Sunday, July 25, 2010

Google and our Documentation

As I mentioned in a previous blog post, trying to find pages in the PostgreSQL documentation using Google doesn't work very well: most often, one gets links to older versions.

A recent thread on pgsql-performance (somewhat off-topic for that mailing list, but that's where it was) suggested that perhaps we could use Google's canonical URL feature to work around this problem.

Another suggestion was that we ask people who link to our docs to link to (or some sub-page) rather than linking to a specific version (e.g. the same URL with 8.4 in place of current). That way, as new versions come out, everyone's links will still be pointing at the latest version of the docs, helping the new versions accumulate "Google karma" more quickly than they would otherwise. Or at least, that's the idea: I have no idea whether it would actually work.

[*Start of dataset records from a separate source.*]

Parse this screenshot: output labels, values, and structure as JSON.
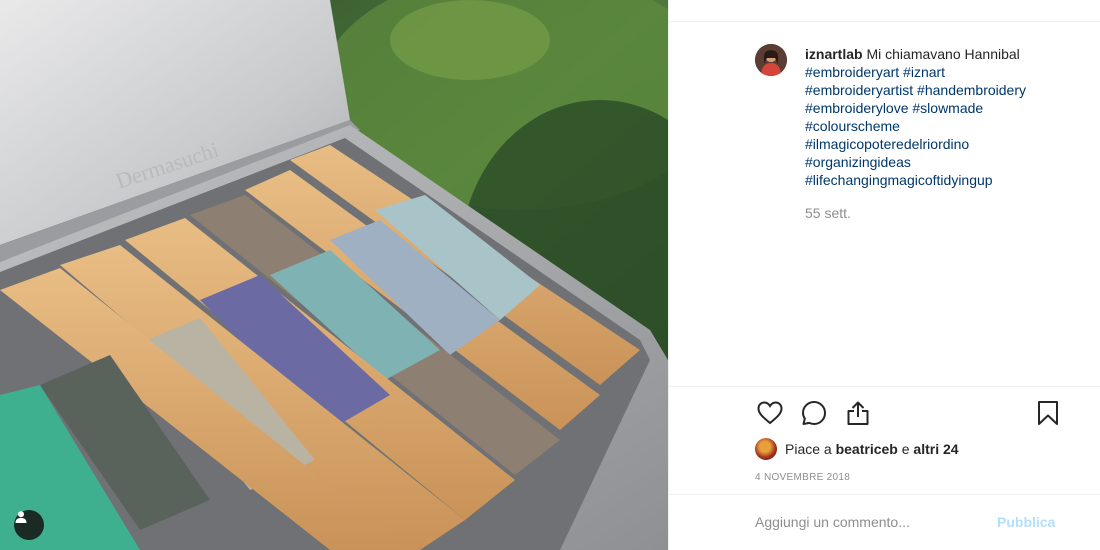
{
  "post": {
    "username": "iznartlab",
    "caption_text": "Mi chiamavano Hannibal",
    "hashtags": [
      "#embroideryart",
      "#iznart",
      "#embroideryartist",
      "#handembroidery",
      "#embroiderylove",
      "#slowmade",
      "#colourscheme",
      "#ilmagicopoteredelriordino",
      "#organizingideas",
      "#lifechangingmagicoftidyingup"
    ],
    "caption_time": "55 sett.",
    "likes": {
      "prefix": "Piace a",
      "user": "beatriceb",
      "conjunction": "e",
      "others": "altri 24"
    },
    "date": "4 NOVEMBRE 2018",
    "tin_embossed_text": "Dermasuchi"
  },
  "comment": {
    "placeholder": "Aggiungi un commento...",
    "publish_label": "Pubblica"
  },
  "icons": {
    "like": "heart-icon",
    "comment": "comment-icon",
    "share": "share-icon",
    "save": "bookmark-icon",
    "tag": "user-icon"
  },
  "colors": {
    "hashtag": "#00376b",
    "muted": "#8e8e8e",
    "publish_disabled": "#b2dffc",
    "divider": "#efefef"
  }
}
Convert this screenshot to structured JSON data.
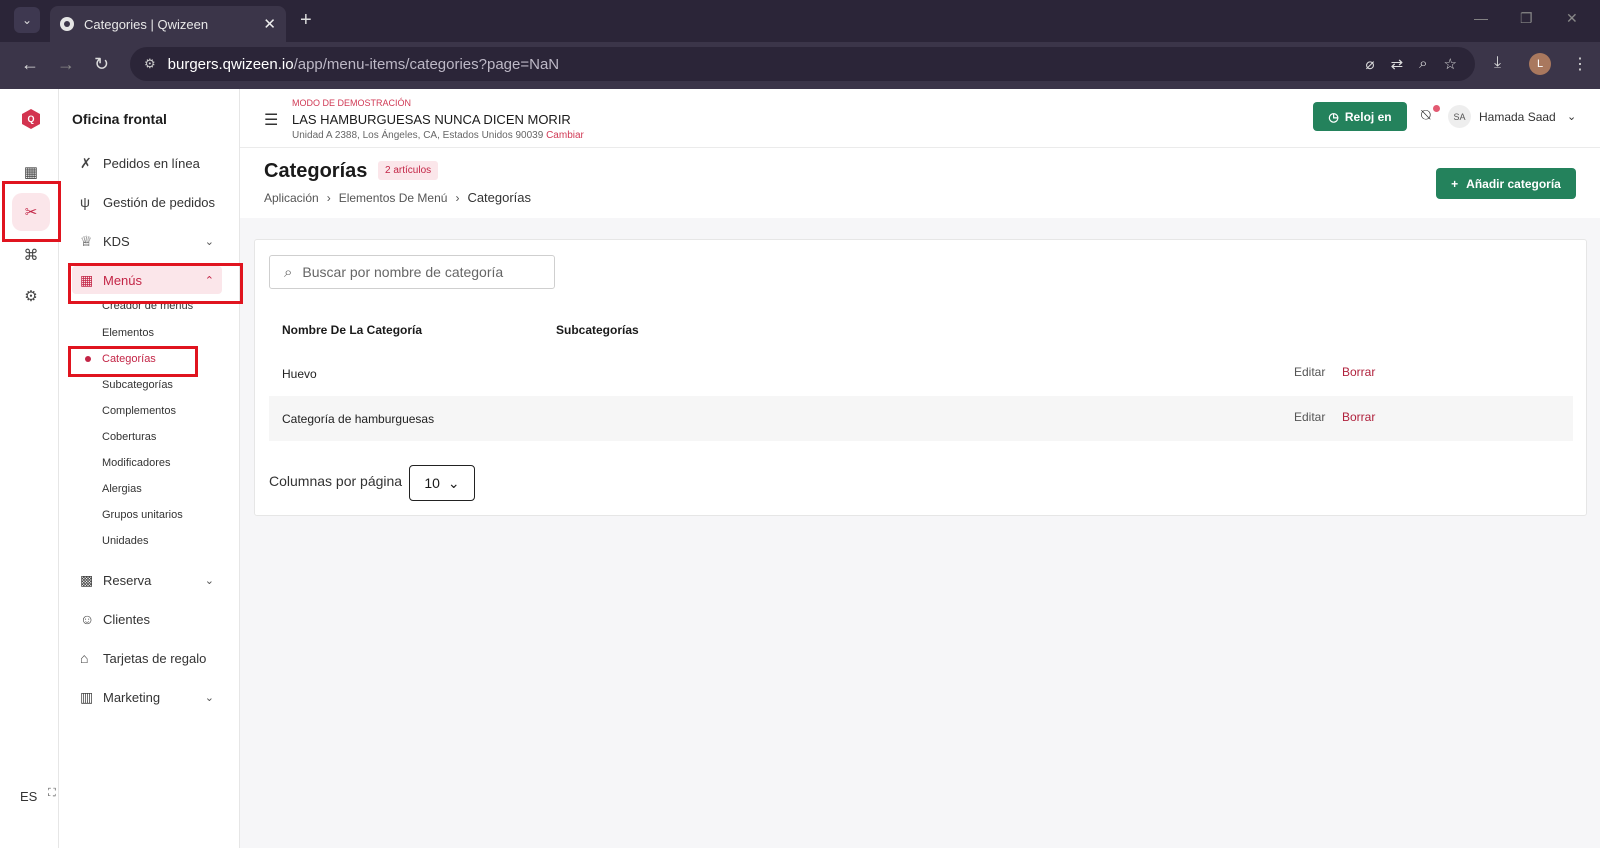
{
  "browser": {
    "tab_title": "Categories | Qwizeen",
    "url_host": "burgers.qwizeen.io",
    "url_path": "/app/menu-items/categories?page=NaN",
    "profile_initial": "L"
  },
  "rail": {
    "logo": "Q",
    "language": "ES"
  },
  "sidebar": {
    "title": "Oficina frontal",
    "items": [
      {
        "label": "Pedidos en línea",
        "icon": "fork-knife-icon"
      },
      {
        "label": "Gestión de pedidos",
        "icon": "utensils-icon"
      },
      {
        "label": "KDS",
        "icon": "chef-hat-icon"
      },
      {
        "label": "Menús",
        "icon": "grid-icon"
      },
      {
        "label": "Reserva",
        "icon": "calendar-icon"
      },
      {
        "label": "Clientes",
        "icon": "users-icon"
      },
      {
        "label": "Tarjetas de regalo",
        "icon": "gift-icon"
      },
      {
        "label": "Marketing",
        "icon": "bar-chart-icon"
      }
    ],
    "menus_sub": [
      "Creador de menús",
      "Elementos",
      "Categorías",
      "Subcategorías",
      "Complementos",
      "Coberturas",
      "Modificadores",
      "Alergias",
      "Grupos unitarios",
      "Unidades"
    ]
  },
  "topbar": {
    "demo_label": "MODO DE DEMOSTRACIÓN",
    "restaurant": "LAS HAMBURGUESAS NUNCA DICEN MORIR",
    "address": "Unidad A 2388, Los Ángeles, CA, Estados Unidos 90039",
    "change": "Cambiar",
    "clock_in": "Reloj en",
    "user_initials": "SA",
    "user_name": "Hamada Saad"
  },
  "page": {
    "title": "Categorías",
    "count_badge": "2 artículos",
    "breadcrumb": [
      "Aplicación",
      "Elementos De Menú",
      "Categorías"
    ],
    "add_button": "Añadir categoría"
  },
  "table": {
    "search_placeholder": "Buscar por nombre de categoría",
    "columns": [
      "Nombre De La Categoría",
      "Subcategorías"
    ],
    "rows": [
      {
        "name": "Huevo",
        "edit": "Editar",
        "delete": "Borrar"
      },
      {
        "name": "Categoría de hamburguesas",
        "edit": "Editar",
        "delete": "Borrar"
      }
    ],
    "per_page_label": "Columnas por página",
    "per_page_value": "10"
  },
  "colors": {
    "accent": "#c32546",
    "primary_button": "#24825c",
    "highlight_box": "#e0141f"
  }
}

  1. Not to sound naive, but is there no one at Google who could answer the question?

  2. The Django project uses what I think is a nice system for this for their documentation ( at the top of each page it tells you to which version the documentation applies and includes a link to other versions.

  3. I think linking to the current version url at the top of the page would be a better idea. That should increase the page rank for that version so hopefully it comes up first. People who search for "postgresql 8.1 select" would still find the 8.1 version.

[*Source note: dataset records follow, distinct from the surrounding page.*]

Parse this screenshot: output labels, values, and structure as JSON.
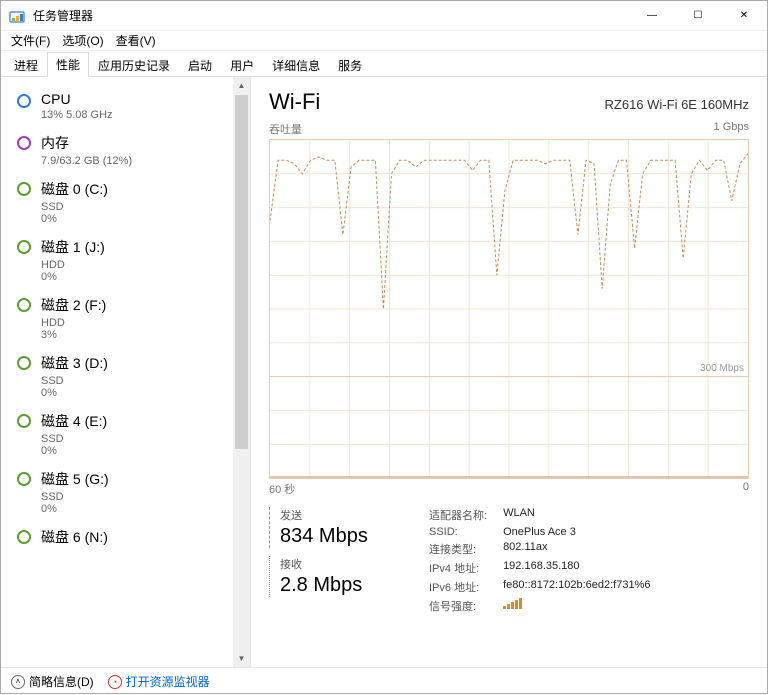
{
  "window": {
    "title": "任务管理器",
    "min": "—",
    "max": "☐",
    "close": "✕"
  },
  "menu": {
    "file": "文件(F)",
    "options": "选项(O)",
    "view": "查看(V)"
  },
  "tabs": {
    "processes": "进程",
    "performance": "性能",
    "app_history": "应用历史记录",
    "startup": "启动",
    "users": "用户",
    "details": "详细信息",
    "services": "服务"
  },
  "sidebar": [
    {
      "kind": "cpu",
      "name": "CPU",
      "sub": "13% 5.08 GHz"
    },
    {
      "kind": "mem",
      "name": "内存",
      "sub": "7.9/63.2 GB (12%)"
    },
    {
      "kind": "disk",
      "name": "磁盘 0 (C:)",
      "sub": "SSD\n0%"
    },
    {
      "kind": "disk",
      "name": "磁盘 1 (J:)",
      "sub": "HDD\n0%"
    },
    {
      "kind": "disk",
      "name": "磁盘 2 (F:)",
      "sub": "HDD\n3%"
    },
    {
      "kind": "disk",
      "name": "磁盘 3 (D:)",
      "sub": "SSD\n0%"
    },
    {
      "kind": "disk",
      "name": "磁盘 4 (E:)",
      "sub": "SSD\n0%"
    },
    {
      "kind": "disk",
      "name": "磁盘 5 (G:)",
      "sub": "SSD\n0%"
    },
    {
      "kind": "disk",
      "name": "磁盘 6 (N:)",
      "sub": ""
    }
  ],
  "detail": {
    "title": "Wi-Fi",
    "adapter": "RZ616 Wi-Fi 6E 160MHz",
    "chart_y_label": "吞吐量",
    "chart_y_max": "1 Gbps",
    "chart_mid_label": "300 Mbps",
    "chart_x_left": "60 秒",
    "chart_x_right": "0",
    "send_caption": "发送",
    "send_value": "834 Mbps",
    "recv_caption": "接收",
    "recv_value": "2.8 Mbps",
    "info": {
      "adapter_name_label": "适配器名称:",
      "adapter_name": "WLAN",
      "ssid_label": "SSID:",
      "ssid": "OnePlus Ace 3",
      "conn_type_label": "连接类型:",
      "conn_type": "802.11ax",
      "ipv4_label": "IPv4 地址:",
      "ipv4": "192.168.35.180",
      "ipv6_label": "IPv6 地址:",
      "ipv6": "fe80::8172:102b:6ed2:f731%6",
      "signal_label": "信号强度:"
    }
  },
  "footer": {
    "less": "简略信息(D)",
    "resmon": "打开资源监视器"
  },
  "chart_data": {
    "type": "line",
    "title": "吞吐量",
    "xlabel": "60 秒 → 0",
    "ylabel": "吞吐量",
    "ylim": [
      0,
      1000
    ],
    "yunit": "Mbps",
    "x": [
      0,
      1,
      2,
      3,
      4,
      5,
      6,
      7,
      8,
      9,
      10,
      11,
      12,
      13,
      14,
      15,
      16,
      17,
      18,
      19,
      20,
      21,
      22,
      23,
      24,
      25,
      26,
      27,
      28,
      29,
      30,
      31,
      32,
      33,
      34,
      35,
      36,
      37,
      38,
      39,
      40,
      41,
      42,
      43,
      44,
      45,
      46,
      47,
      48,
      49,
      50,
      51,
      52,
      53,
      54,
      55,
      56,
      57,
      58,
      59
    ],
    "series": [
      {
        "name": "发送",
        "color": "#c88854",
        "values": [
          760,
          940,
          940,
          930,
          900,
          940,
          950,
          940,
          940,
          720,
          920,
          940,
          940,
          940,
          500,
          900,
          940,
          940,
          920,
          940,
          940,
          940,
          940,
          940,
          940,
          910,
          940,
          940,
          600,
          850,
          940,
          940,
          940,
          940,
          930,
          940,
          940,
          940,
          720,
          940,
          930,
          560,
          870,
          940,
          940,
          680,
          900,
          940,
          940,
          940,
          940,
          650,
          900,
          940,
          910,
          940,
          940,
          820,
          930,
          960
        ]
      },
      {
        "name": "接收",
        "color": "#c88854",
        "values": [
          3,
          3,
          3,
          3,
          3,
          3,
          3,
          3,
          3,
          3,
          3,
          3,
          3,
          3,
          3,
          3,
          3,
          3,
          3,
          3,
          3,
          3,
          3,
          3,
          3,
          3,
          3,
          3,
          3,
          3,
          3,
          3,
          3,
          3,
          3,
          3,
          3,
          3,
          3,
          3,
          3,
          3,
          3,
          3,
          3,
          3,
          3,
          3,
          3,
          3,
          3,
          3,
          3,
          3,
          3,
          3,
          3,
          3,
          3,
          3
        ]
      }
    ],
    "gridline_at": 300
  }
}
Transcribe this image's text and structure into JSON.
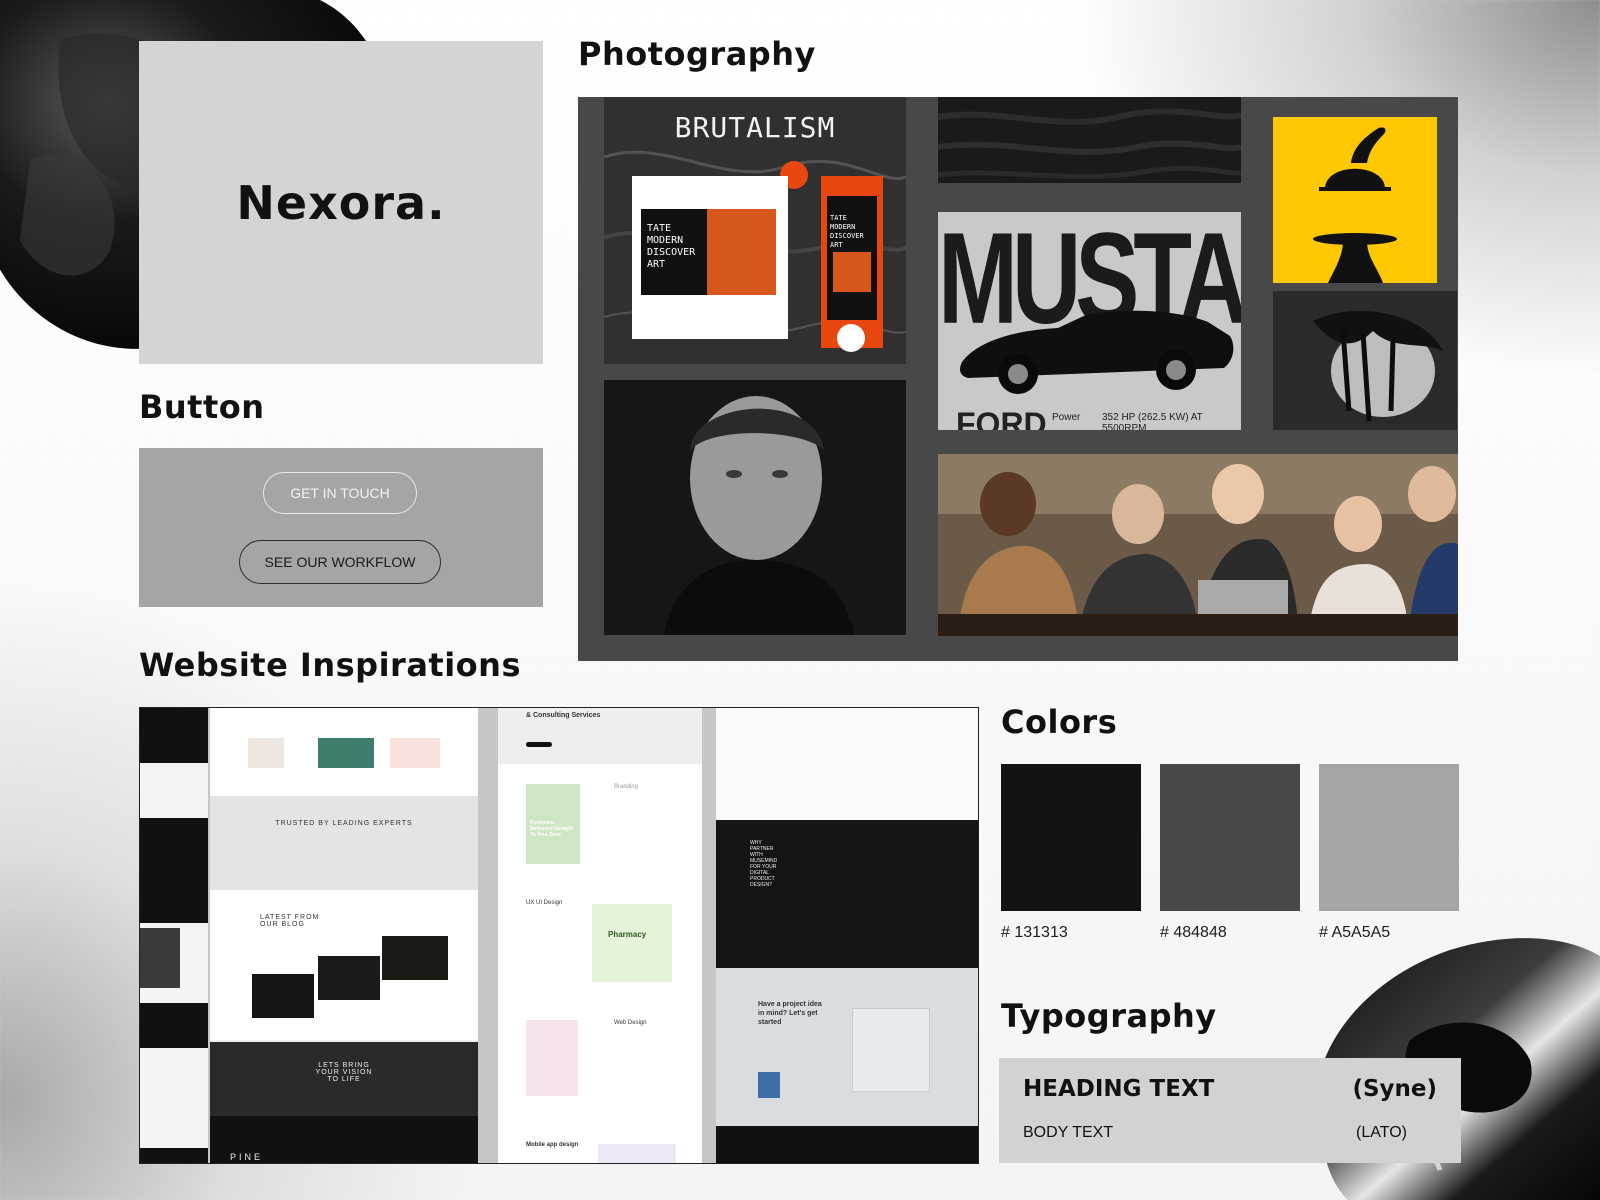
{
  "brand": {
    "logo_text": "Nexora."
  },
  "sections": {
    "photography": "Photography",
    "button": "Button",
    "website_inspirations": "Website Inspirations",
    "colors": "Colors",
    "typography": "Typography"
  },
  "buttons": {
    "primary_label": "GET IN TOUCH",
    "secondary_label": "SEE OUR WORKFLOW"
  },
  "photography": {
    "brutalism": {
      "title": "BRUTALISM",
      "poster_text": "TATE MODERN DISCOVER ART",
      "phone_text": "TATE MODERN DISCOVER ART"
    },
    "mustang": {
      "title": "MUSTANG",
      "brand": "FORD",
      "power_label": "Power",
      "spec": "352 HP (262.5 KW) AT 5500RPM"
    }
  },
  "website_inspirations": {
    "pine": {
      "trusted": "TRUSTED BY LEADING EXPERTS",
      "blog": "LATEST FROM OUR BLOG",
      "vision": "LETS BRING YOUR VISION TO LIFE",
      "logo": "PINE"
    },
    "services": {
      "heading": "& Consulting Services",
      "branding": "Branding",
      "branding_card": "Freshness Delivered Straight To Your Door",
      "ux": "UX UI Design",
      "pharmacy": "Pharmacy",
      "web": "Web Design",
      "mobile": "Mobile app design"
    },
    "musemind": {
      "why": "WHY PARTNER WITH MUSEMIND FOR YOUR DIGITAL PRODUCT DESIGN?",
      "project": "Have a project idea in mind? Let's get started"
    }
  },
  "colors": {
    "swatches": [
      {
        "hex": "#131313",
        "label": "# 131313"
      },
      {
        "hex": "#484848",
        "label": "# 484848"
      },
      {
        "hex": "#A5A5A5",
        "label": "# A5A5A5"
      }
    ]
  },
  "typography": {
    "heading_label": "HEADING TEXT",
    "heading_font": "(Syne)",
    "body_label": "BODY TEXT",
    "body_font": "(LATO)"
  }
}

    The other problem is that the same content is under both interactive and static for each version. Perhaps the user comments could be moved to a separate page. With a little bit of javascipt you could set a cookie and have the comments automatically loaded with an ajax request.

  4. patryk.kordylewskiJuly 26, 2010 12:25 PM

    Another approach could be to create a XML Sitemap (with a priority for each page, high prio for current, low prio for older versions). Maybe that could help.

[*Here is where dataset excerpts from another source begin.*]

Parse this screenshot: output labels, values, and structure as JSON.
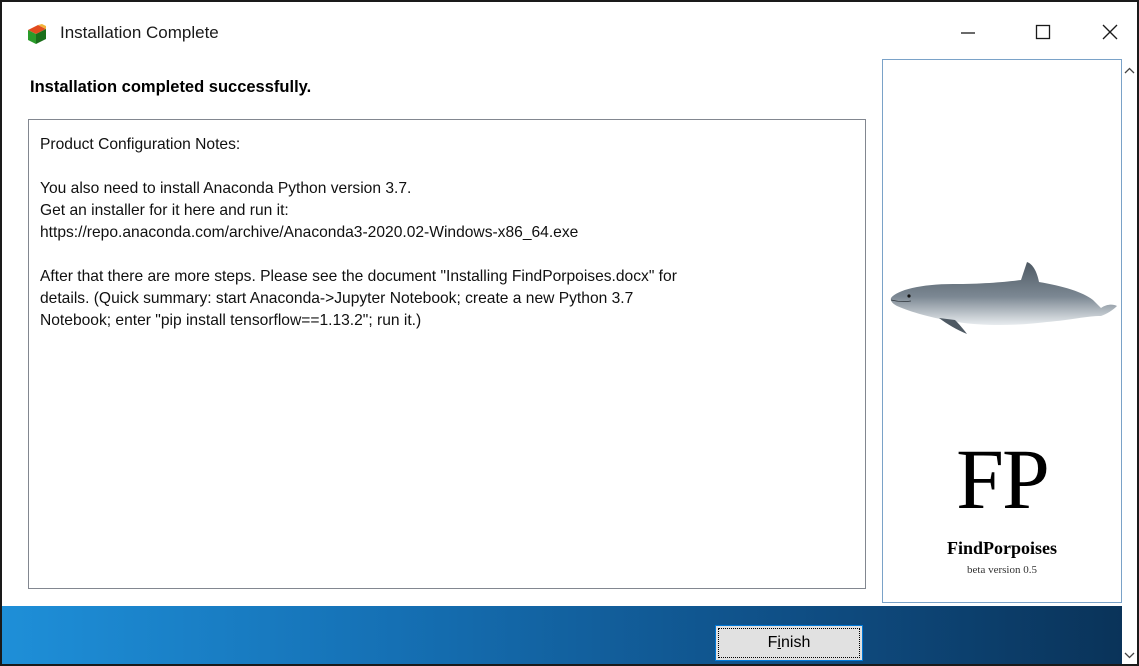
{
  "window": {
    "title": "Installation Complete"
  },
  "titlebar": {
    "minimize_icon": "minimize-icon",
    "maximize_icon": "maximize-icon",
    "close_icon": "close-icon"
  },
  "content": {
    "heading": "Installation completed successfully.",
    "notes": [
      "Product Configuration Notes:",
      "",
      "You also need to install Anaconda Python version 3.7.",
      "Get an installer for it here and run it:",
      "https://repo.anaconda.com/archive/Anaconda3-2020.02-Windows-x86_64.exe",
      "",
      "After that there are more steps. Please see the document \"Installing FindPorpoises.docx\" for",
      "details. (Quick summary: start Anaconda->Jupyter Notebook; create a new Python 3.7",
      "Notebook; enter \"pip install tensorflow==1.13.2\"; run it.)"
    ]
  },
  "side_panel": {
    "logo": "FP",
    "product_name": "FindPorpoises",
    "version": "beta version 0.5"
  },
  "footer": {
    "finish_pre": "F",
    "finish_mnemonic": "i",
    "finish_post": "nish"
  },
  "colors": {
    "accent": "#0078d7",
    "bottombar_start": "#1e8fd8",
    "bottombar_end": "#0a3359"
  }
}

    The actual XML Sitemap ( doesn't do what it looks like - according to the spec you have to list _every_ page, not just a starting url.

    I wrote a patch to generate such a sitemap based on the existing tsearch table, but it got rejected ;p

  5. Robert,

    Whenever I search for PostgreSQL documentation, I always use the site: prefix, including the path for the relevant version; that way, I'm guaranteed to only get documents relevant for my version:





  6. What about simply teaching robots.txt to deny all the documentation subdirectories except /docs/current/static/?